Why do you ignore me? I thought we were friends, and when I see you in person I still think we are – but any attempt to talk to you by Facebook or text is ignored, and my pride will only allow me to make so many attempts before giving up. It also won’t allow me to ask in person, because it sounds self-centered and presumptuous and silly. You turn down every invitation I give you to come and join some group activity, yet when we’re in a group together we always gravitate towards each other and have wonderful conversations. You very deliberately chose to come sit down by me on Sunday night, even though you were closer to all the empty seats on the other end of the table once you’d gotten your food. But then I try to message you tonight, and I get nothing, even though you’ve been online all day.

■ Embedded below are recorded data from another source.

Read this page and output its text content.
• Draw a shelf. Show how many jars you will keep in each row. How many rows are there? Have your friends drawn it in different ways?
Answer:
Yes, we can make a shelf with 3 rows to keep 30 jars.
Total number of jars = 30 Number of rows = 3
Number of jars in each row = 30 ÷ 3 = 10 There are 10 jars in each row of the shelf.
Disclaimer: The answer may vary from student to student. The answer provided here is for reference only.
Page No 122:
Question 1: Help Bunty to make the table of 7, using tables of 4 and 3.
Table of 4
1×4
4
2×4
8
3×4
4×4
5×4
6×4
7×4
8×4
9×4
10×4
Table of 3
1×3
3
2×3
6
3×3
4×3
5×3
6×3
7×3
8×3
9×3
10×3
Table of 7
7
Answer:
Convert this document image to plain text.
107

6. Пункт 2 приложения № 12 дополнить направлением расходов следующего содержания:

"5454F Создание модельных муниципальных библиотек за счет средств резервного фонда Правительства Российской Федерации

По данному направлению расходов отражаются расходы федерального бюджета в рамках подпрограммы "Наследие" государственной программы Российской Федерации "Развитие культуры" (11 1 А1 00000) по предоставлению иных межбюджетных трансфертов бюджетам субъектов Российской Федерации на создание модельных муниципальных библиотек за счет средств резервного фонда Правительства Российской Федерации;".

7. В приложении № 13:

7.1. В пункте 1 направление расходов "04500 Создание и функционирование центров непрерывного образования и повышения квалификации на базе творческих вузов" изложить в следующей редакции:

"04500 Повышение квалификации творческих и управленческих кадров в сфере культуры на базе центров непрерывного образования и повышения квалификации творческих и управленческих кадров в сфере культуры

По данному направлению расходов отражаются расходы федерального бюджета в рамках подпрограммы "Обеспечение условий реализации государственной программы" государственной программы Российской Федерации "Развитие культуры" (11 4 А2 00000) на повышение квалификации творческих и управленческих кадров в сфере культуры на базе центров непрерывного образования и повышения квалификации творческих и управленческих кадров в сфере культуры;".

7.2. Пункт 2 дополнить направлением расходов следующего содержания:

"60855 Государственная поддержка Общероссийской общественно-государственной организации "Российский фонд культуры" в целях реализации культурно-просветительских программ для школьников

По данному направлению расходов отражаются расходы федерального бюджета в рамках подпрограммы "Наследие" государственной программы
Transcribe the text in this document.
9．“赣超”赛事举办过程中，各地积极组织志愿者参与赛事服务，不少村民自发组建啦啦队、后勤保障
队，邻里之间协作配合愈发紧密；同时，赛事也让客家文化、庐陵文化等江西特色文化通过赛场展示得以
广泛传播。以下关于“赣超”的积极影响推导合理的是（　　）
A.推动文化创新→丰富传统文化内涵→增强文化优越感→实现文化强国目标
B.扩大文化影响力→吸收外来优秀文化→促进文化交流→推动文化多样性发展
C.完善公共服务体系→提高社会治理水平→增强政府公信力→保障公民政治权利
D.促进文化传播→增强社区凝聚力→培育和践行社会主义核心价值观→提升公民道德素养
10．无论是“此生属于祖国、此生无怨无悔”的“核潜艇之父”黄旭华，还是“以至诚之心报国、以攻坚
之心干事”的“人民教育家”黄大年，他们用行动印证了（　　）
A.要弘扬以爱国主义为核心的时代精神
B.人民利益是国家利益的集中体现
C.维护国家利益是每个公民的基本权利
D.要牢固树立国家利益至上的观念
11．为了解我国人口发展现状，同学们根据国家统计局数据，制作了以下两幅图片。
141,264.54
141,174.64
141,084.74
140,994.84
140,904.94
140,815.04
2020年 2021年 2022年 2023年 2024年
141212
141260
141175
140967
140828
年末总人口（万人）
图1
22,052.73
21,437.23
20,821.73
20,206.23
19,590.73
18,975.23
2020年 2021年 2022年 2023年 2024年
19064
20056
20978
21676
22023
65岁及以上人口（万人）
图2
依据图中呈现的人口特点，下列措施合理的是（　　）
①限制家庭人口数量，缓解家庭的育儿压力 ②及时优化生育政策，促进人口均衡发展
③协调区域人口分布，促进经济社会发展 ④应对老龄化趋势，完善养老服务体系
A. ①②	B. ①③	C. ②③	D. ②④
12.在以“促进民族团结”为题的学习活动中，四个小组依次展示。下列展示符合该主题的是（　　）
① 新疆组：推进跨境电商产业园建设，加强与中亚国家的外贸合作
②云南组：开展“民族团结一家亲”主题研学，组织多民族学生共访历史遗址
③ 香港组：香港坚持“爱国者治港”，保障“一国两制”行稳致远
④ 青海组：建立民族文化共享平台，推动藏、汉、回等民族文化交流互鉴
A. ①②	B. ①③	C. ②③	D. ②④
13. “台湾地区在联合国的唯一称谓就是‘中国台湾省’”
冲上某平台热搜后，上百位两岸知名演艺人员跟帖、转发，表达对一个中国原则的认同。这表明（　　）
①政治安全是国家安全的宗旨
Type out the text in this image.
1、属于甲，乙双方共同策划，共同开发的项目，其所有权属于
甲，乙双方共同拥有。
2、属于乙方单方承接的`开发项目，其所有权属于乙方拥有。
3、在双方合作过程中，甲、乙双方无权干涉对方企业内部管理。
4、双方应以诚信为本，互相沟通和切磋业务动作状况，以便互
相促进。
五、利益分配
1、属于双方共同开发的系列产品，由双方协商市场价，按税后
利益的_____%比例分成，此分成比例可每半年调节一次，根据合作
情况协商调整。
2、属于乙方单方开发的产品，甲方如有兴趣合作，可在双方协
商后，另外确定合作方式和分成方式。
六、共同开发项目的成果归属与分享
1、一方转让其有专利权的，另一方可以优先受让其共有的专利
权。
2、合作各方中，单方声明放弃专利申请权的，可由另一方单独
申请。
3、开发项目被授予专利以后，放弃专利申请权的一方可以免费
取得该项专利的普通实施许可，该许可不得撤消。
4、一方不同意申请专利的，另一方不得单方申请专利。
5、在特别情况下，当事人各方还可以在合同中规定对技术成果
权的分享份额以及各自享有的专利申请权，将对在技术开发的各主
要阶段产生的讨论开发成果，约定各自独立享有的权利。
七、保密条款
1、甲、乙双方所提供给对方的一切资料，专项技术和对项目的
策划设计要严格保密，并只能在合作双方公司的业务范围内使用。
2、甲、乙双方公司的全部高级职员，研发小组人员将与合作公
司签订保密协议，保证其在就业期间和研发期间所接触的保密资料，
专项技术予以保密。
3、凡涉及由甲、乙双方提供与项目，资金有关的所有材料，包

Do you know? Do you suspect? I would never do anything to hurt him, especially since he’s said he trusts both of us, but that doesn’t mean I don’t love to just be around you and talk to you. Would you really deprive me of that, when you know I’d never take it any further? Or is it because you do want to take it further and refuse to put yourself too much in the way of temptation? Because I can respect that, although it hurts a lot and I refuse to believe your self-control is so poor that you wouldn’t be able to withstand simple friendship.
I miss you. I miss talking to you about silly, stupid things, and I hate that I have to wait until I happen to see you to get to talk to you at all. I’m greedy, maybe, but I want proper friendship, not this intense acquaintanceship that flares up at meetings but dies between. And as much as I keep telling myself I don’t want to push things because of how much it would hurt him, part of me wishes you’d let yourself be tempted even a little.